Fin de vie : Les députés adoptent le droit à l’aide à mourir

L’Assemblée nationale a adopté la création d’un droit à l’aide à mourir ce mercredi. Le texte doit maintenant repartir au Sénat
ne grande étape. L’Assemblée nationale a adopté la création d’un droit à l’aide à mourir, réforme sociétale majeure débattue depuis plusieurs années. Les députés se sont prononcés en faveur par 299 voix contre 226. Le principe avait déjà été largement adopté en première lecture. La proposition de loi doit ensuite repartir au Sénat.
« J’espère que, cet après-midi, l’Assemblée nationale montrera qu’elle est la France, parce que la France, elle exprime depuis des années […] qu’elle souhaite ce droit », a déclaré l’auteur du texte, Olivier Falorni (groupe MoDem), lors d’une conférence de presse à quelques heures du vote. « Ce texte ouvre une boîte de Pandore et ne pose pas les limites suffisantes pour prémunir la société des dérives », a au contraire estimé Maud Bregeon, porte-parole du gouvernement, exprimant une position personnelle.

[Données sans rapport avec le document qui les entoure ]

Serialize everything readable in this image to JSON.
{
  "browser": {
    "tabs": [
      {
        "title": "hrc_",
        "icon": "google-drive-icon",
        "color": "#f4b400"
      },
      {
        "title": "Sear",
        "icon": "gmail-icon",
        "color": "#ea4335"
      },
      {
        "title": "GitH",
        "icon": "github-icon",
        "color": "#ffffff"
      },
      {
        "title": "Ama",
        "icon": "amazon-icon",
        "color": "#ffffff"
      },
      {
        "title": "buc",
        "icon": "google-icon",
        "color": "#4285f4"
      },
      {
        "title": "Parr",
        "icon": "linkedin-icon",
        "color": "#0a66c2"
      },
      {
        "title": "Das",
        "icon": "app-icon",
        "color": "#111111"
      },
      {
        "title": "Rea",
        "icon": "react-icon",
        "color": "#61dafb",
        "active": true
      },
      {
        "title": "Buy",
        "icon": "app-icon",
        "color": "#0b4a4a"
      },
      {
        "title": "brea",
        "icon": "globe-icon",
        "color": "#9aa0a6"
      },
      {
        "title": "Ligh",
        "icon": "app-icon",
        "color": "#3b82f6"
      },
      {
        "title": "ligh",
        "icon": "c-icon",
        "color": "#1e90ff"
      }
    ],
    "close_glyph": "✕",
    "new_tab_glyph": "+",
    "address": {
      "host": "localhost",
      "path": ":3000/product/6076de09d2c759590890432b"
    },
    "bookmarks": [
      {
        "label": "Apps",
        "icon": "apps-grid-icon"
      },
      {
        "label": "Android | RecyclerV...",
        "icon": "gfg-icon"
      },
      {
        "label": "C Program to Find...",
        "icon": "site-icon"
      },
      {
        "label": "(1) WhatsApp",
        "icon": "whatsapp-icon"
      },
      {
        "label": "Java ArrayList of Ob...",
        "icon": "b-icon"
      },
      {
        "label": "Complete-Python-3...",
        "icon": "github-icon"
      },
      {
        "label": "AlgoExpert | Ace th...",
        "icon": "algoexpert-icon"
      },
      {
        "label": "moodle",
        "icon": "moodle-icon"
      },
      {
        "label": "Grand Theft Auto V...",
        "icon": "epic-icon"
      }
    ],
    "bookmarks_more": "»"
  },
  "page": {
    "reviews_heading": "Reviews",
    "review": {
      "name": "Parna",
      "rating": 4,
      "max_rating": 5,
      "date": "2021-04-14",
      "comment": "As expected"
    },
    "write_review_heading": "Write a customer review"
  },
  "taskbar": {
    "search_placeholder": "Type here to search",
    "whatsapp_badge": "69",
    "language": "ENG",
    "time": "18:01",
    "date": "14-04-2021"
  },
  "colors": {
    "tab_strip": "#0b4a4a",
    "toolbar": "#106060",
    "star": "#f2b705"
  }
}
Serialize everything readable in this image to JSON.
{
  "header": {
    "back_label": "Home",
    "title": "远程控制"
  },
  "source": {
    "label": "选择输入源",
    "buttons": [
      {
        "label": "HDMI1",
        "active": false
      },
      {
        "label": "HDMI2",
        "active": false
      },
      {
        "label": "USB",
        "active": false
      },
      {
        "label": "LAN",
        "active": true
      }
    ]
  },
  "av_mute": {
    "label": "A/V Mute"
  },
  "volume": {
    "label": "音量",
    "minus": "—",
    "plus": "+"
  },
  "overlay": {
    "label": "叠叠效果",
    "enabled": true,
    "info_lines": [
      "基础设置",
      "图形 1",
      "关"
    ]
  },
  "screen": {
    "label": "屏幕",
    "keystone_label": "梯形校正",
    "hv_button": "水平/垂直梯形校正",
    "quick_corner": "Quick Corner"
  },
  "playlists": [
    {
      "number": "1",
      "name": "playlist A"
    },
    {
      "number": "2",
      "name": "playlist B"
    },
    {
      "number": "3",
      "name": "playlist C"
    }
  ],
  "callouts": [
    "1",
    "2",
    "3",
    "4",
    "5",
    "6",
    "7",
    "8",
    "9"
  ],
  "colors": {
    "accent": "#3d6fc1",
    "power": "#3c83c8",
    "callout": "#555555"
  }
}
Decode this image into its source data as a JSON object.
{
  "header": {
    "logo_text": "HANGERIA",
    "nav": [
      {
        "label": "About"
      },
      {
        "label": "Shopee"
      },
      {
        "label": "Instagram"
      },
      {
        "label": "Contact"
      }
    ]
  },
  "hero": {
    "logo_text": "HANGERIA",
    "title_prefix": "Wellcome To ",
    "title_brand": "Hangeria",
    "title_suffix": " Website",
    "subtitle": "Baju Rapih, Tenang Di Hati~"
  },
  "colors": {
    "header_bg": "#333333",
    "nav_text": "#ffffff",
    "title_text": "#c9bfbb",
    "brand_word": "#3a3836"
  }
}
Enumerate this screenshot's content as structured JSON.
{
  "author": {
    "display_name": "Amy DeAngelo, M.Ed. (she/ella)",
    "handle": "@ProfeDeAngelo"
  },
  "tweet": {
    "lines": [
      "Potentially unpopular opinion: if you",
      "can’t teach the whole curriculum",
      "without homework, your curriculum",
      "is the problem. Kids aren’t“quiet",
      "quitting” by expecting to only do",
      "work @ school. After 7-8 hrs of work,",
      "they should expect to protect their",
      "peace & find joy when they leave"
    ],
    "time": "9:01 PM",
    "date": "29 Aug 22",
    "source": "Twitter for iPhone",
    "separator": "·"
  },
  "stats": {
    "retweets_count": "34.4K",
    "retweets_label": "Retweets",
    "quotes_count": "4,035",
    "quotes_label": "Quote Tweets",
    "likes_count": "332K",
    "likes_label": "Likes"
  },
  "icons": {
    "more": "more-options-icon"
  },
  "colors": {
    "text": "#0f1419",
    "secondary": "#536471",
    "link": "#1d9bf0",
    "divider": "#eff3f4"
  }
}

Retrait de certains détails clivants
Certains points clivants avaient d’abord fait l’objet de votes. L’Assemblée est finalement revenue sur certains changements adoptés durant l’examen, qui risquaient de remettre en cause le soutien de certains députés pourtant plutôt favorables à l’aide à mourir. Les députés ont d’abord décidé de refaire de l’auto-administration de la substance létale la règle, et l’administration par un soignant l’exception.
Les députés se sont également à nouveau prononcés sur la caractérisation de la « souffrance » ouvrant la possibilité de demander une aide à mourir. Le texte prévoyait que le patient doive présenter une souffrance « physique ou psychologique », mais, à l’initiative du gouvernement, les députés ont supprimé cette notion, précisant qu’une « souffrance psychologique seule ne peut en aucun cas permettre de bénéficier de l’aide à mourir ».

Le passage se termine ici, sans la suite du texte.